Il se trouve que la semaine dernière on m’a accusé de ne pas être aimant. Mais vous voyez, cela dépend comment vous définissez l’amour. Est-ce aimer que dire la vérité ? Est-ce aimer que d’enseigner la Parole de Dieu ? Je vais tout de suite vous dire une chose. J’aime Dieu et sa Parole plus que j’aime toute autre chose, et j’aime sa Parole juste après Lui. Et si j’aime Dieu et sa Parole, alors je vais annoncer sa Parole avec audace. Et ensuite, je vais aimer les gens. Mais la Bible dit la vérité dans l’amour, et c’est la vérité.
Or, je n’ai pas toujours raison. Vous n’êtes pas choqués, n’est-ce pas ? Je n’ai pas toujours raison. Mais je sais une chose. Je ne suis pas seul à enseigner ce que je vous ai appris aujourd’hui.
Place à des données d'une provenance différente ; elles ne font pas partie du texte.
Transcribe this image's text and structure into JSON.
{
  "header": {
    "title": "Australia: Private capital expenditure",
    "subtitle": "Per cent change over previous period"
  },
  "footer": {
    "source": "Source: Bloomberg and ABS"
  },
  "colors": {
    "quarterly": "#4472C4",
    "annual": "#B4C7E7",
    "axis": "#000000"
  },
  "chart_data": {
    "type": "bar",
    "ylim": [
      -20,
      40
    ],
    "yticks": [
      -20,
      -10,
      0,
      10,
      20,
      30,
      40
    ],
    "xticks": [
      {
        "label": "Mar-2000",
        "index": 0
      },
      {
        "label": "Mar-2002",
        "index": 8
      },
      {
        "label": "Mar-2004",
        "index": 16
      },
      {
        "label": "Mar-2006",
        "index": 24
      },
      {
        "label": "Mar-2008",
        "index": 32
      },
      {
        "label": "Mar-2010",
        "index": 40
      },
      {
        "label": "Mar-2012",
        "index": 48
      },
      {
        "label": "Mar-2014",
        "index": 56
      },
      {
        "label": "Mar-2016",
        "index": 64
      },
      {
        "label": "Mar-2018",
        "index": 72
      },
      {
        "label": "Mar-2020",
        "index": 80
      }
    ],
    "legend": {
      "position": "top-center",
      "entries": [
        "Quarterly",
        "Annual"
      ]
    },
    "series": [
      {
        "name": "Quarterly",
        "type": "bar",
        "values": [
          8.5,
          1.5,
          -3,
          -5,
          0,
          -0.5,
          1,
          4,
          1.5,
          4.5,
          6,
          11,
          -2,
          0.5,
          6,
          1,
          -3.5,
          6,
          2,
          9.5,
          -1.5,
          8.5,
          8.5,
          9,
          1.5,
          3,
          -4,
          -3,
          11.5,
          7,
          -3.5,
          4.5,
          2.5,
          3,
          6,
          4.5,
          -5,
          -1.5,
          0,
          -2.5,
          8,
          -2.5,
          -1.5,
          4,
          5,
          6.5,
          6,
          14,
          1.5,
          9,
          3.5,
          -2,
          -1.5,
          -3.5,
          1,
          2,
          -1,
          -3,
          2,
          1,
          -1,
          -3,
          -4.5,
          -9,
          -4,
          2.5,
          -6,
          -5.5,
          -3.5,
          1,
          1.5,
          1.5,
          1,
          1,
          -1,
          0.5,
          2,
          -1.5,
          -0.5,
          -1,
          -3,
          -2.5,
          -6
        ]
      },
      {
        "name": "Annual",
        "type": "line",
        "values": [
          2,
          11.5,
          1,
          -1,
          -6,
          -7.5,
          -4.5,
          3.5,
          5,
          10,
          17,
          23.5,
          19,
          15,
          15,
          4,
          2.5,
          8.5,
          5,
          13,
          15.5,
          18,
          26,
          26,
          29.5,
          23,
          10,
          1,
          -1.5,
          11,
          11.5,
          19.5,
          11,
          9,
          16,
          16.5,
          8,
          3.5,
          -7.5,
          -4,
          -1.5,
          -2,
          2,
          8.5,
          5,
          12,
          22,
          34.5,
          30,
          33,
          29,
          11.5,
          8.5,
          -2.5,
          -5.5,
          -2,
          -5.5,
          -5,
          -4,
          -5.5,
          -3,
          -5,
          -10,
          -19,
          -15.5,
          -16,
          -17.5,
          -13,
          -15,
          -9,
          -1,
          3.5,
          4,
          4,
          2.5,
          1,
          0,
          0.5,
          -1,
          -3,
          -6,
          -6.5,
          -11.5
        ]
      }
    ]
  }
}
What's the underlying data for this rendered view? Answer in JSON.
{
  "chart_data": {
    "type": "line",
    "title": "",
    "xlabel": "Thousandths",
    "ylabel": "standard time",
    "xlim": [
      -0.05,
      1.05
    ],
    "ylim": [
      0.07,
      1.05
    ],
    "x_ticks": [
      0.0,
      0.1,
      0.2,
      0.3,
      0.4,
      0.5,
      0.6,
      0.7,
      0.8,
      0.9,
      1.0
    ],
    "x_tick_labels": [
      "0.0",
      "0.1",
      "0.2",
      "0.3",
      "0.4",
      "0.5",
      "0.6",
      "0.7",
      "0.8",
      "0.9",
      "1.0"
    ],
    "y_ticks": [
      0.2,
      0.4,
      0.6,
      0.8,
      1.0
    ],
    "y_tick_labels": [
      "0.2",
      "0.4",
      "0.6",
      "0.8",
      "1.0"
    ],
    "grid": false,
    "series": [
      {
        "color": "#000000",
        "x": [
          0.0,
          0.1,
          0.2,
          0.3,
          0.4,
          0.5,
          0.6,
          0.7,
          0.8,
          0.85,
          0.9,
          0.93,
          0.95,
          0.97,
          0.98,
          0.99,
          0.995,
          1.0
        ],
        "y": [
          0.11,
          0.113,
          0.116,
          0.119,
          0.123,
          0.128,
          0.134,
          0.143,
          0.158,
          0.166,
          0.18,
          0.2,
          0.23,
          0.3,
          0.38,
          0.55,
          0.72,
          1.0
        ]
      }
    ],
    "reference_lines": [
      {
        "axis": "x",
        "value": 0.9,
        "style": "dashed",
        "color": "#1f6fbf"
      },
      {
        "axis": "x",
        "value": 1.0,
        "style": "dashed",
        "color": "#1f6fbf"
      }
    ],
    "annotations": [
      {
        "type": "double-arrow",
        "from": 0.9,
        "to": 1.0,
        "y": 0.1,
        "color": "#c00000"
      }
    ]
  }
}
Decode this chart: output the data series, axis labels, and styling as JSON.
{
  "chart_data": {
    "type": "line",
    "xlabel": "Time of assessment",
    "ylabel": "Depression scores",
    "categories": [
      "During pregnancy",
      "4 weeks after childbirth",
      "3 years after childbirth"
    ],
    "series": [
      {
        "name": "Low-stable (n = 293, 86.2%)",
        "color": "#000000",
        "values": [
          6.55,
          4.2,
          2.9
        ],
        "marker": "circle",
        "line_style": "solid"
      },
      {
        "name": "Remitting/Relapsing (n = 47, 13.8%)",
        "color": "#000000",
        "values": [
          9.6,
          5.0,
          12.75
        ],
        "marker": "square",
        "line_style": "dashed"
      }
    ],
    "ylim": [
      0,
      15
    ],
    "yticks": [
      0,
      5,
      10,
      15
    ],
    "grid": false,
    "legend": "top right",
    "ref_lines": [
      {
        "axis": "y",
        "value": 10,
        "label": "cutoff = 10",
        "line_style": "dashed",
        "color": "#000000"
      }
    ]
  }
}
Je suis fermement certain que c’est ce que la Parole de Dieu enseigne. Il y a certaines choses dont je ne suis pas sûr. Mais je suis sûr de cela. Et il y a beaucoup, beaucoup d’hommes, des théologiens bien meilleurs que moi, qui tiennent les mêmes positions. C’est la vérité. Et je crois que c’est vraiment aimer que de dire la vérité, parce qu’alors vous mettez les gens là où vient la bénédiction, n’est-ce pas ? Lorsqu’ils vivent la vérité.
Un homme a dit : « Vous ne devriez pas entrer là-dedans. S’il y a un problème là, vous devriez passer par-dessus, juste ne pas traiter le sujet. » C’est la pire réponse. Qu’allez-vous faire, ignorer la Parole de Dieu ? Pensez-vous que vous n’avez pas rendu service à quelqu’un en lui disant la vérité ? Si je suis dans l’erreur, écoutez, je prie Dieu que quelqu’un vienne me dire, « MacArthur, vous avez tout faux. Laissez-moi vous montrer pourquoi. »
Et je suis le premier à dire, « Merci, merci beaucoup ! » C’est la Parole de Dieu, je veux la traiter comme telle. Ainsi c’est la vérité. C’est dans l’amour, j’espère, et je veux que vous l’emportiez de ce lieu, partout où vous l’emportez, dans l’amour. Soyez disponibles pour aider, mais ne créez ni anxiété, ni amertume là où vous pouvez bâtir un pont dans l’amour. Prions.
Père, merci pour notre communion fraternelle aujourd’hui. Merci pour le ministère clair de l’Esprit de Dieu alors qu’Il prend la Parole et la fait avoir du sens, Il l’ouvre pour nous. Remplis-nous d’amour, ton amour déversé dans notre cœur, afin que nous puissions faire fondre le cœur de notre pire ennemi parce que nous aimons si profondément. Que notre amour soit en action et non en paroles seulement, afin que nous soyons véritablement tes enfants dans le monde et dans l’Église. Nous prions au nom de Celui qui nous a aimés et qui s’est donné pour nous. Amen.